Boris Johnson is finished whatever the result of the enquiry. Once a prime minister loses his credibility it is downhill all the way. If he doesn’t go now he will definitely go after the May elections. From the point of view of the conservatives’ fortunes, the sooner the better.

James Joyce
James Joyce
2 years ago

Former New York Governor and former Uber Hero of the left used this strategy: we must wait for the report….He’s gone now, as is his media star brother, so their very popular and completely untrue (massive lies on Corona stats) clown show is no more.
Ultimately, Cuomo was unable to run out the clock, as I suggest Boris will be here. The errors so egregious, so stunning, so subject to cheeky mockery–liquor sections of stores being renamed “Office Supplies”–that Boris deserves to go. There are no words for the hypocrisy of the elites, and I like Tory policies much more than crazy, communist, anti-Semitic Labour, but Boris can no longer be the vessel to move these policies forward.
No one is “bringing down” the PM. This is an own goal, and his team deserves to lose.

Ferrusian Gambit
Ferrusian Gambit
2 years ago

It’s just basic PR strategy for dealing with the media. Unfortunately for Boris Johnson, Dominic Cummings knows something beyond this to the dark arts of keeping a controversy live.

Pretty much every company worth its salt have people like this and onecwould be advised to follow these techniques if one was ever to have the misfortune to be caught up in a topic of interest tovthe press.

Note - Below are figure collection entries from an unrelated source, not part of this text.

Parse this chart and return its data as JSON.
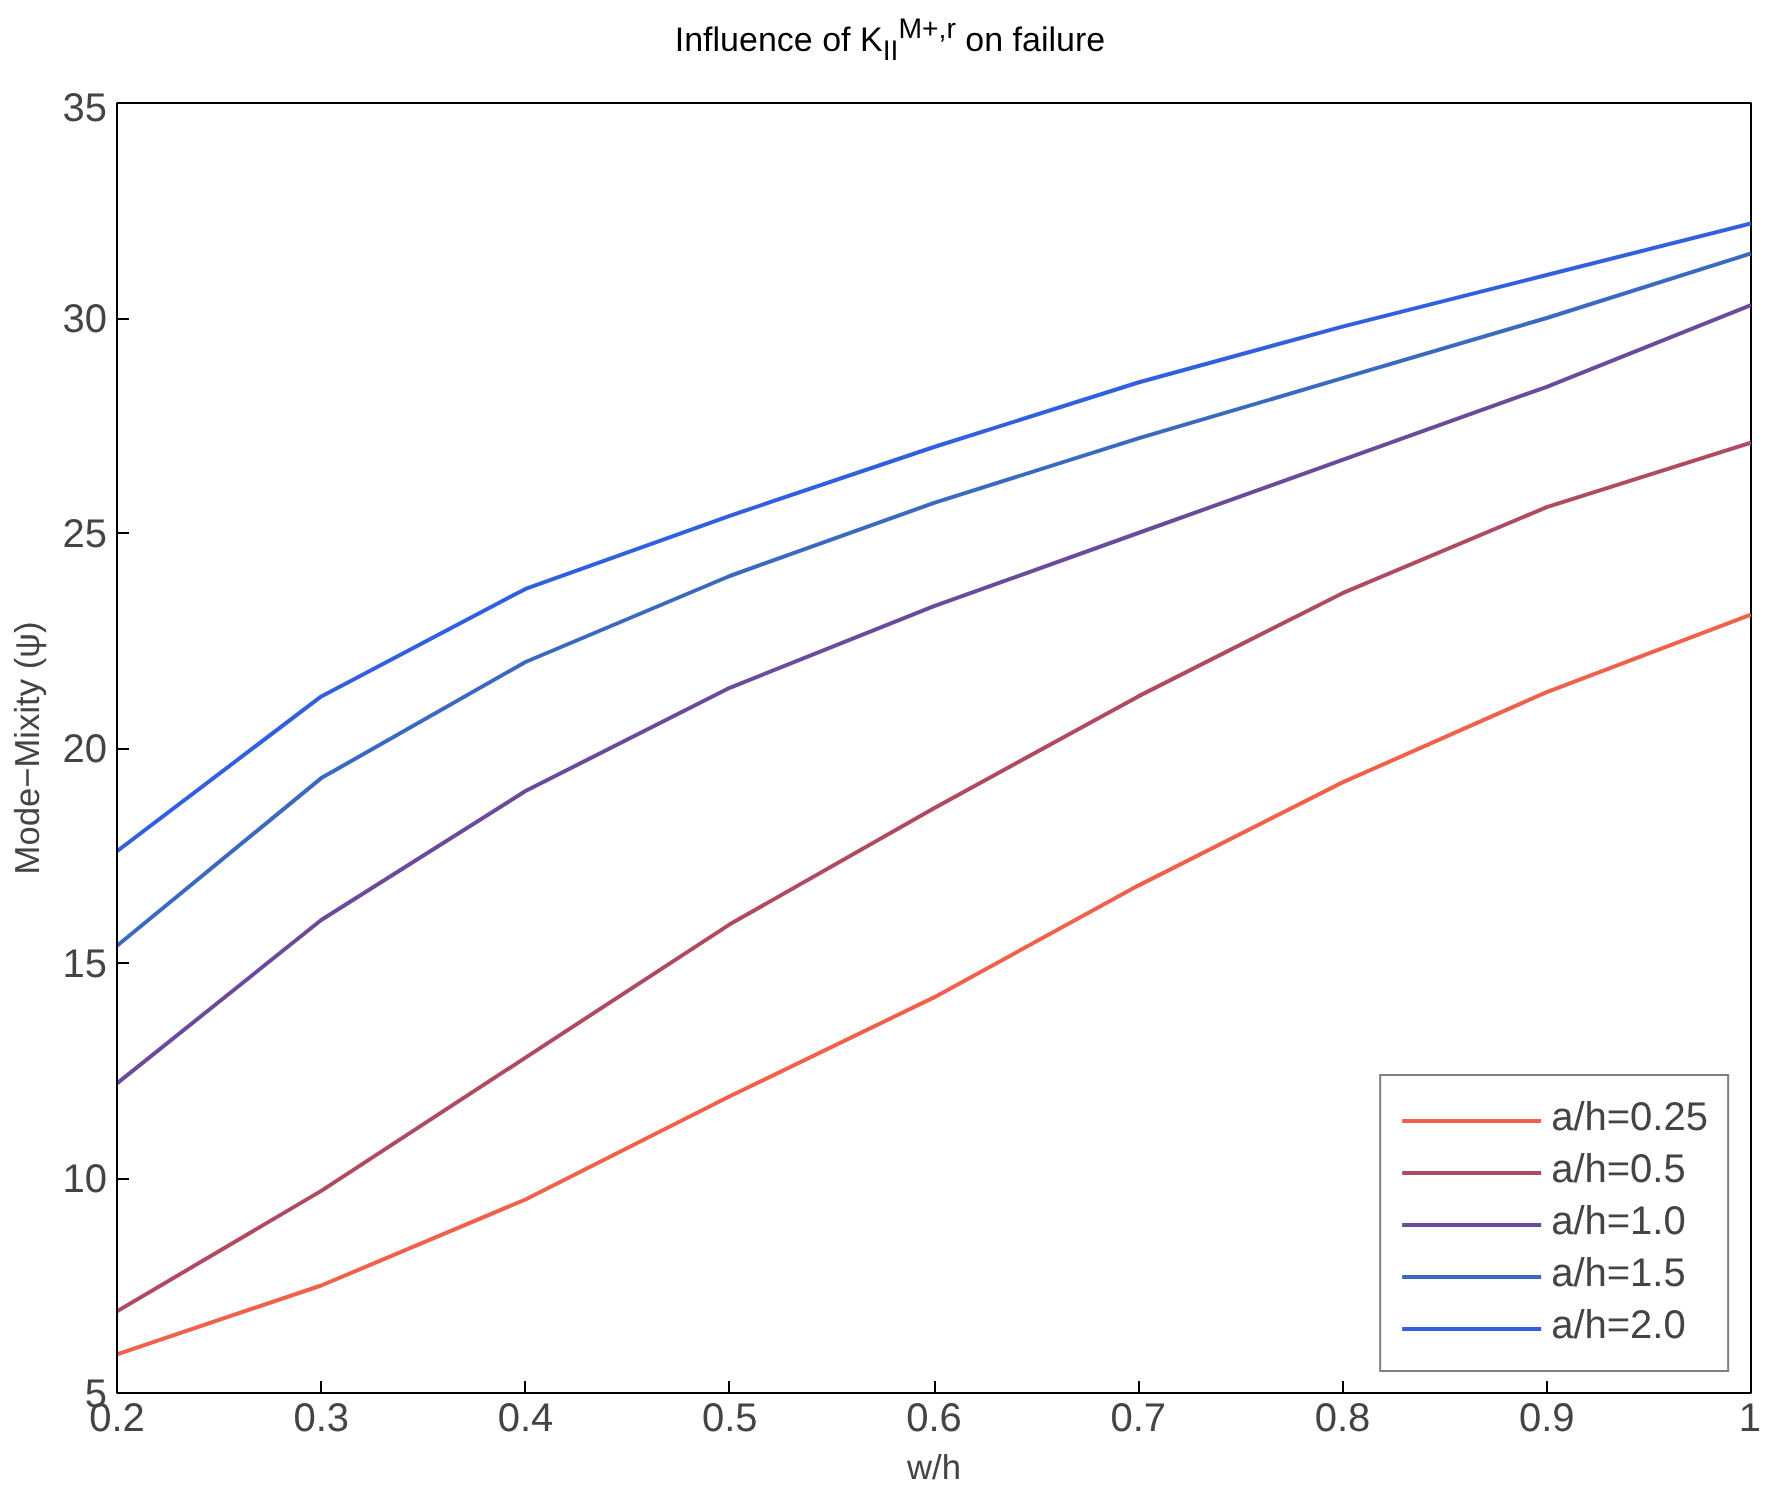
{
  "chart_data": {
    "type": "line",
    "title": "Influence of K$_{II}$$^{M+,r}$ on failure",
    "xlabel": "w/h",
    "ylabel": "Mode−Mixity (ψ)",
    "x": [
      0.2,
      0.3,
      0.4,
      0.5,
      0.6,
      0.7,
      0.8,
      0.9,
      1.0
    ],
    "series": [
      {
        "name": "a/h=0.25",
        "color": "#f0604a",
        "values": [
          5.9,
          7.5,
          9.5,
          11.9,
          14.2,
          16.8,
          19.2,
          21.3,
          23.1
        ]
      },
      {
        "name": "a/h=0.5",
        "color": "#b04a60",
        "values": [
          6.9,
          9.7,
          12.8,
          15.9,
          18.6,
          21.2,
          23.6,
          25.6,
          27.1
        ]
      },
      {
        "name": "a/h=1.0",
        "color": "#6a4a9a",
        "values": [
          12.2,
          16.0,
          19.0,
          21.4,
          23.3,
          25.0,
          26.7,
          28.4,
          30.3
        ]
      },
      {
        "name": "a/h=1.5",
        "color": "#3a6ac0",
        "values": [
          15.4,
          19.3,
          22.0,
          24.0,
          25.7,
          27.2,
          28.6,
          30.0,
          31.5
        ]
      },
      {
        "name": "a/h=2.0",
        "color": "#3060e0",
        "values": [
          17.6,
          21.2,
          23.7,
          25.4,
          27.0,
          28.5,
          29.8,
          31.0,
          32.2
        ]
      }
    ],
    "xlim": [
      0.2,
      1.0
    ],
    "ylim": [
      5,
      35
    ],
    "xticks": [
      0.2,
      0.3,
      0.4,
      0.5,
      0.6,
      0.7,
      0.8,
      0.9,
      {
        "value": 1.0,
        "label": "1"
      }
    ],
    "yticks": [
      5,
      10,
      15,
      20,
      25,
      30,
      35
    ],
    "grid": false,
    "legend": "bottom right",
    "line_style": "solid",
    "marker": "none"
  }
}
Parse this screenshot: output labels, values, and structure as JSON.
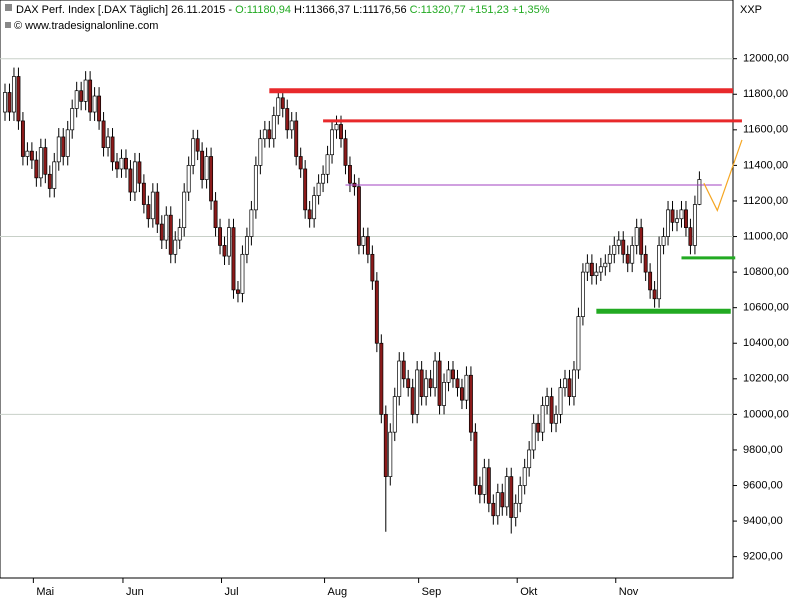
{
  "chart_data": {
    "type": "candlestick",
    "header": {
      "name": "DAX Perf. Index [.DAX  Täglich] 26.11.2015 - ",
      "open_text": "O:11180,94",
      "hl_text": " H:11366,37 L:11176,56 ",
      "close_text": "C:11320,77 +151,23 +1,35%"
    },
    "watermark": "© www.tradesignalonline.com",
    "corner_label": "XXP",
    "ylim": [
      9080,
      12330
    ],
    "yticks": [
      {
        "value": 9200,
        "label": "9200,00"
      },
      {
        "value": 9400,
        "label": "9400,00"
      },
      {
        "value": 9600,
        "label": "9600,00"
      },
      {
        "value": 9800,
        "label": "9800,00"
      },
      {
        "value": 10000,
        "label": "10000,00"
      },
      {
        "value": 10200,
        "label": "10200,00"
      },
      {
        "value": 10400,
        "label": "10400,00"
      },
      {
        "value": 10600,
        "label": "10600,00"
      },
      {
        "value": 10800,
        "label": "10800,00"
      },
      {
        "value": 11000,
        "label": "11000,00"
      },
      {
        "value": 11200,
        "label": "11200,00"
      },
      {
        "value": 11400,
        "label": "11400,00"
      },
      {
        "value": 11600,
        "label": "11600,00"
      },
      {
        "value": 11800,
        "label": "11800,00"
      },
      {
        "value": 12000,
        "label": "12000,00"
      }
    ],
    "grid_values": [
      10000,
      11000,
      12000
    ],
    "up_color": "#ffffff",
    "down_color": "#8b1a1a",
    "months": [
      {
        "label": "Mai",
        "first_candle": 7
      },
      {
        "label": "Jun",
        "first_candle": 27
      },
      {
        "label": "Jul",
        "first_candle": 49
      },
      {
        "label": "Aug",
        "first_candle": 72
      },
      {
        "label": "Sep",
        "first_candle": 93
      },
      {
        "label": "Okt",
        "first_candle": 115
      },
      {
        "label": "Nov",
        "first_candle": 137
      }
    ],
    "open": [
      11700,
      11810,
      11700,
      11900,
      11650,
      11450,
      11480,
      11430,
      11330,
      11500,
      11350,
      11270,
      11420,
      11560,
      11450,
      11600,
      11720,
      11820,
      11760,
      11880,
      11700,
      11790,
      11650,
      11500,
      11560,
      11420,
      11380,
      11440,
      11380,
      11250,
      11420,
      11300,
      11180,
      11100,
      11250,
      11070,
      10980,
      11120,
      10900,
      10980,
      11050,
      11250,
      11400,
      11550,
      11480,
      11320,
      11450,
      11200,
      11050,
      10950,
      10890,
      11050,
      10700,
      10680,
      10900,
      11000,
      11150,
      11400,
      11550,
      11600,
      11550,
      11680,
      11780,
      11720,
      11600,
      11650,
      11450,
      11380,
      11150,
      11100,
      11230,
      11300,
      11350,
      11460,
      11600,
      11630,
      11550,
      11400,
      11300,
      11280,
      10950,
      11000,
      10900,
      10750,
      10400,
      10000,
      9650,
      9900,
      10100,
      10300,
      10200,
      10150,
      10000,
      10250,
      10100,
      10200,
      10150,
      10300,
      10050,
      10180,
      10250,
      10200,
      10150,
      10080,
      10220,
      9900,
      9600,
      9550,
      9700,
      9500,
      9430,
      9560,
      9480,
      9650,
      9420,
      9500,
      9600,
      9700,
      9800,
      9950,
      9900,
      10050,
      10100,
      9950,
      10000,
      10150,
      10200,
      10100,
      10250,
      10550,
      10800,
      10850,
      10780,
      10800,
      10830,
      10850,
      10900,
      10950,
      10980,
      10900,
      10850,
      10950,
      11050,
      10900,
      10800,
      10700,
      10650,
      10950,
      11000,
      11150,
      11080,
      11100,
      11150,
      11050,
      10950,
      11180.94
    ],
    "high": [
      11860,
      11860,
      11950,
      11950,
      11700,
      11530,
      11530,
      11480,
      11550,
      11550,
      11400,
      11470,
      11610,
      11610,
      11650,
      11770,
      11870,
      11870,
      11930,
      11930,
      11840,
      11840,
      11700,
      11610,
      11610,
      11470,
      11490,
      11490,
      11430,
      11470,
      11470,
      11350,
      11230,
      11300,
      11300,
      11120,
      11170,
      11170,
      11030,
      11100,
      11300,
      11450,
      11600,
      11600,
      11530,
      11500,
      11500,
      11250,
      11100,
      11000,
      11100,
      11100,
      10750,
      10950,
      11050,
      11200,
      11450,
      11600,
      11650,
      11650,
      11730,
      11830,
      11830,
      11770,
      11700,
      11700,
      11500,
      11430,
      11200,
      11280,
      11350,
      11400,
      11510,
      11650,
      11680,
      11680,
      11600,
      11450,
      11350,
      11330,
      11050,
      11050,
      10950,
      10800,
      10450,
      10050,
      9950,
      10150,
      10350,
      10350,
      10250,
      10200,
      10300,
      10300,
      10250,
      10250,
      10350,
      10350,
      10230,
      10300,
      10300,
      10250,
      10200,
      10270,
      10270,
      9950,
      9650,
      9750,
      9750,
      9550,
      9610,
      9610,
      9700,
      9700,
      9550,
      9650,
      9750,
      9850,
      10000,
      10000,
      10100,
      10150,
      10150,
      10050,
      10200,
      10250,
      10250,
      10300,
      10600,
      10850,
      10900,
      10900,
      10850,
      10880,
      10900,
      10950,
      11000,
      11030,
      11030,
      10950,
      11000,
      11100,
      11100,
      10950,
      10850,
      10750,
      11000,
      11050,
      11200,
      11200,
      11150,
      11200,
      11200,
      11100,
      11230,
      11366.37
    ],
    "low": [
      11650,
      11650,
      11650,
      11600,
      11400,
      11400,
      11380,
      11280,
      11280,
      11300,
      11220,
      11220,
      11370,
      11400,
      11400,
      11550,
      11670,
      11710,
      11710,
      11650,
      11650,
      11600,
      11450,
      11450,
      11370,
      11330,
      11330,
      11330,
      11200,
      11200,
      11250,
      11130,
      11050,
      11050,
      11020,
      10930,
      10930,
      10850,
      10850,
      10930,
      11000,
      11200,
      11350,
      11430,
      11270,
      11270,
      11150,
      11000,
      10900,
      10840,
      10840,
      10650,
      10630,
      10630,
      10850,
      10950,
      11100,
      11350,
      11500,
      11500,
      11500,
      11630,
      11670,
      11550,
      11550,
      11400,
      11330,
      11100,
      11050,
      11050,
      11180,
      11250,
      11300,
      11410,
      11550,
      11500,
      11350,
      11250,
      11230,
      10900,
      10900,
      10850,
      10700,
      10350,
      9950,
      9340,
      9600,
      9850,
      10050,
      10150,
      10100,
      9950,
      9950,
      10050,
      10050,
      10100,
      10100,
      10000,
      10000,
      10130,
      10150,
      10100,
      10030,
      10030,
      9850,
      9550,
      9500,
      9500,
      9450,
      9380,
      9380,
      9430,
      9430,
      9330,
      9370,
      9450,
      9550,
      9650,
      9750,
      9850,
      9850,
      10000,
      9900,
      9900,
      9950,
      10100,
      10050,
      10050,
      10200,
      10500,
      10750,
      10730,
      10730,
      10750,
      10780,
      10800,
      10850,
      10900,
      10850,
      10800,
      10800,
      10900,
      10850,
      10750,
      10650,
      10600,
      10600,
      10900,
      10950,
      11030,
      11030,
      11050,
      11000,
      10900,
      10900,
      11176.56
    ],
    "close": [
      11810,
      11700,
      11900,
      11650,
      11450,
      11480,
      11430,
      11330,
      11500,
      11350,
      11270,
      11420,
      11560,
      11450,
      11600,
      11720,
      11820,
      11760,
      11880,
      11700,
      11790,
      11650,
      11500,
      11560,
      11420,
      11380,
      11440,
      11380,
      11250,
      11420,
      11300,
      11180,
      11100,
      11250,
      11070,
      10980,
      11120,
      10900,
      10980,
      11050,
      11250,
      11400,
      11550,
      11480,
      11320,
      11450,
      11200,
      11050,
      10950,
      10890,
      11050,
      10700,
      10680,
      10900,
      11000,
      11150,
      11400,
      11550,
      11600,
      11550,
      11680,
      11780,
      11720,
      11600,
      11650,
      11450,
      11380,
      11150,
      11100,
      11230,
      11300,
      11350,
      11460,
      11600,
      11630,
      11550,
      11400,
      11300,
      11280,
      10950,
      11000,
      10900,
      10750,
      10400,
      10000,
      9650,
      9900,
      10100,
      10300,
      10200,
      10150,
      10000,
      10250,
      10100,
      10200,
      10150,
      10300,
      10050,
      10180,
      10250,
      10200,
      10150,
      10080,
      10220,
      9900,
      9600,
      9550,
      9700,
      9500,
      9430,
      9560,
      9480,
      9650,
      9420,
      9500,
      9600,
      9700,
      9800,
      9950,
      9900,
      10050,
      10100,
      9950,
      10000,
      10150,
      10200,
      10100,
      10250,
      10550,
      10800,
      10850,
      10780,
      10800,
      10830,
      10850,
      10900,
      10950,
      10980,
      10900,
      10850,
      10950,
      11050,
      10900,
      10800,
      10700,
      10650,
      10950,
      11000,
      11150,
      11080,
      11100,
      11150,
      11050,
      10950,
      11180,
      11320.77
    ],
    "levels": [
      {
        "value": 11820,
        "color": "#e8292b",
        "width": 5,
        "start": 59,
        "end": 162.5
      },
      {
        "value": 11650,
        "color": "#e8292b",
        "width": 3,
        "start": 71,
        "end": 164.5
      },
      {
        "value": 11290,
        "color": "#a040c0",
        "width": 1,
        "start": 76,
        "end": 160
      },
      {
        "value": 10880,
        "color": "#22aa22",
        "width": 3,
        "start": 151,
        "end": 163
      },
      {
        "value": 10580,
        "color": "#22aa22",
        "width": 5,
        "start": 132,
        "end": 162
      }
    ],
    "projection": {
      "color": "#f5a623",
      "candles": [
        156,
        159,
        164.5
      ],
      "values": [
        11300,
        11147,
        11543
      ]
    }
  }
}
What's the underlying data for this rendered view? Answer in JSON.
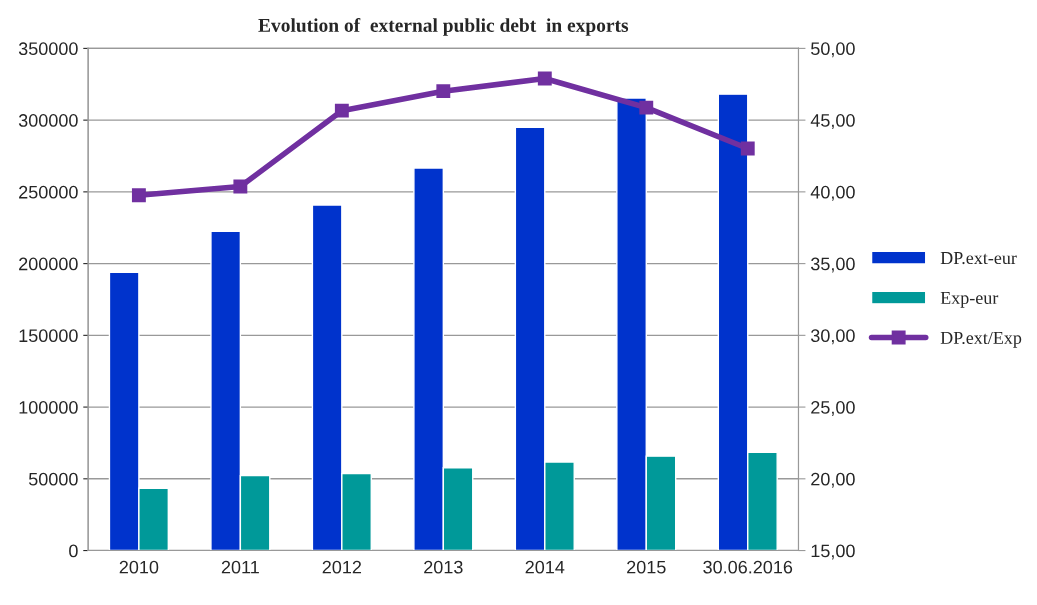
{
  "chart_data": {
    "type": "bar",
    "title": "Evolution of  external public debt  in exports",
    "categories": [
      "2010",
      "2011",
      "2012",
      "2013",
      "2014",
      "2015",
      "30.06.2016"
    ],
    "series": [
      {
        "name": "DP.ext-eur",
        "color": "#0033cc",
        "values": [
          194000,
          222500,
          240800,
          266600,
          295000,
          315400,
          318100
        ]
      },
      {
        "name": "Exp-eur",
        "color": "#009999",
        "values": [
          43400,
          52200,
          53600,
          57700,
          61700,
          65800,
          68500
        ]
      },
      {
        "name": "DP.ext/Exp",
        "type": "line",
        "axis": "y2",
        "color": "#7030a0",
        "marker": "square",
        "values": [
          39.76,
          40.37,
          45.66,
          47.02,
          47.9,
          45.87,
          43.02
        ]
      }
    ],
    "ylim": [
      0,
      350000
    ],
    "yticks": [
      0,
      50000,
      100000,
      150000,
      200000,
      250000,
      300000,
      350000
    ],
    "y2lim": [
      15,
      50
    ],
    "y2ticks": [
      {
        "value": 15,
        "label": "15,00"
      },
      {
        "value": 20,
        "label": "20,00"
      },
      {
        "value": 25,
        "label": "25,00"
      },
      {
        "value": 30,
        "label": "30,00"
      },
      {
        "value": 35,
        "label": "35,00"
      },
      {
        "value": 40,
        "label": "40,00"
      },
      {
        "value": 45,
        "label": "45,00"
      },
      {
        "value": 50,
        "label": "50,00"
      }
    ],
    "grid": "y",
    "legend": "right"
  }
}
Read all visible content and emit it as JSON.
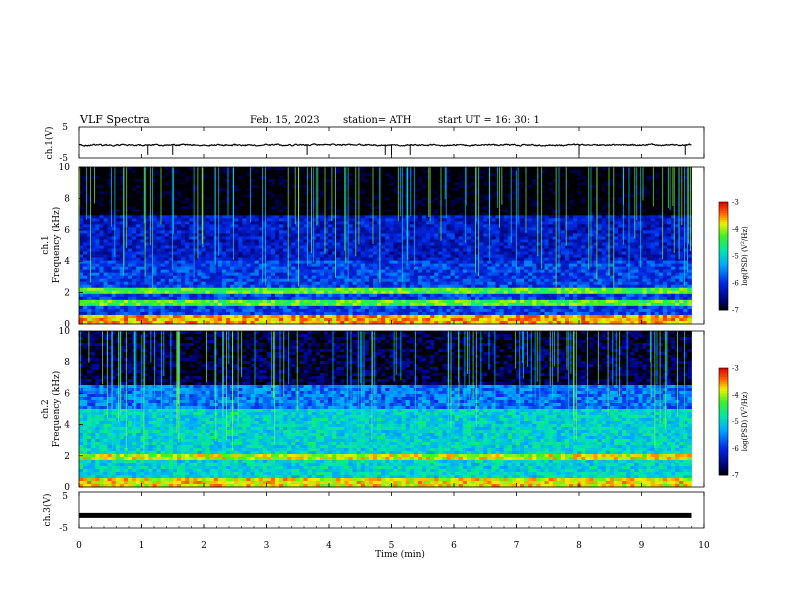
{
  "header": {
    "title": "VLF  Spectra",
    "date": "Feb. 15, 2023",
    "station": "station= ATH",
    "start": "start  UT  =   16: 30: 1"
  },
  "chart_data": [
    {
      "type": "line",
      "name": "ch1-waveform",
      "ylabel": "ch.1(V)",
      "ylim": [
        -5,
        5
      ],
      "yticks": [
        "5",
        "-5"
      ],
      "xlim": [
        0,
        10
      ],
      "approx_level": -0.8,
      "spike_times_min": [
        1.1,
        1.5,
        3.65,
        4.9,
        5.0,
        5.3,
        8.0,
        9.7
      ]
    },
    {
      "type": "heatmap",
      "name": "ch1-spectrogram",
      "ylabel": "ch.1\nFrequency (kHz)",
      "ylabel_lines": [
        "ch.1",
        "Frequency (kHz)"
      ],
      "ylim": [
        0,
        10
      ],
      "yticks": [
        "0",
        "2",
        "4",
        "6",
        "8",
        "10"
      ],
      "xlim": [
        0,
        10
      ],
      "data_end_min": 9.8,
      "colorbar": {
        "label": "log(PSD) (V²/Hz)",
        "label_lines": [
          "log(PSD)",
          "(V",
          "2",
          "/Hz)"
        ],
        "range": [
          -7,
          -3
        ],
        "ticks": [
          "-3",
          "-4",
          "-5",
          "-6",
          "-7"
        ]
      }
    },
    {
      "type": "heatmap",
      "name": "ch2-spectrogram",
      "ylabel": "ch.2\nFrequency (kHz)",
      "ylabel_lines": [
        "ch.2",
        "Frequency (kHz)"
      ],
      "ylim": [
        0,
        10
      ],
      "yticks": [
        "0",
        "2",
        "4",
        "6",
        "8",
        "10"
      ],
      "xlim": [
        0,
        10
      ],
      "data_end_min": 9.8,
      "colorbar": {
        "label": "log(PSD) (V²/Hz)",
        "label_lines": [
          "log(PSD)",
          "(V",
          "2",
          "/Hz)"
        ],
        "range": [
          -7,
          -3
        ],
        "ticks": [
          "-3",
          "-4",
          "-5",
          "-6",
          "-7"
        ]
      }
    },
    {
      "type": "line",
      "name": "ch3-waveform",
      "ylabel": "ch.3(V)",
      "ylim": [
        -5,
        5
      ],
      "yticks": [
        "5",
        "-5"
      ],
      "xlim": [
        0,
        10
      ],
      "approx_level": -1.5,
      "xlabel": "Time  (min)",
      "xticks": [
        "0",
        "1",
        "2",
        "3",
        "4",
        "5",
        "6",
        "7",
        "8",
        "9",
        "10"
      ]
    }
  ]
}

Last edited 2 years ago by Ferrusian Gambit
Galeti Tavas
Galeti Tavas
2 years ago

Disobeying the lockdown rules is about the Only thing I respect of Boris.

The Lockdown was NOTHING to do with health as it was claimed. Boris et-al forced them on the nation, causing irreparable harm, wrecking the lives of millions of young (wait till you see the economic results will mean the end of pensions for the next generations) Because the Elite told him to.

The Elite went from exceedingly wealthy and powerful to Ultra Wealthy and Powerful. They harvested the savings and earnings of the workers – AND made them their Bi* ches, by the covid response.

Boris, and EVERY politico, knew the lockdowns were totally to hand over $$$$ and global power to the Global Elites – nothing else, but still they did them – who knows quite why, either they Must obey – or they are promised their reward for betraying their nations and people….

Naturally the Politicos did not obey lockdowns if no one was watching – it was 100% a charade, it was merely a mechanism of the uber powerful to rob the workers and take their political power.

That they danced and drank as their people were being robbed and enslaved is to be expected – as the lockdown rules were NOTHING to do with health.

Iris C
Iris C
2 years ago

If the civil servants in Downing Street hold parties it is for the civil service to decide what happens to them. Boris Johnson attended one in May and stayed 20-25 minutes and for that he has apologised but if he did not attend any of the others, then he has not broken the code. The staff would be in a bubble there to which he is added. This is all a lot of fuss about nothing. The “Remainers” still at it!!.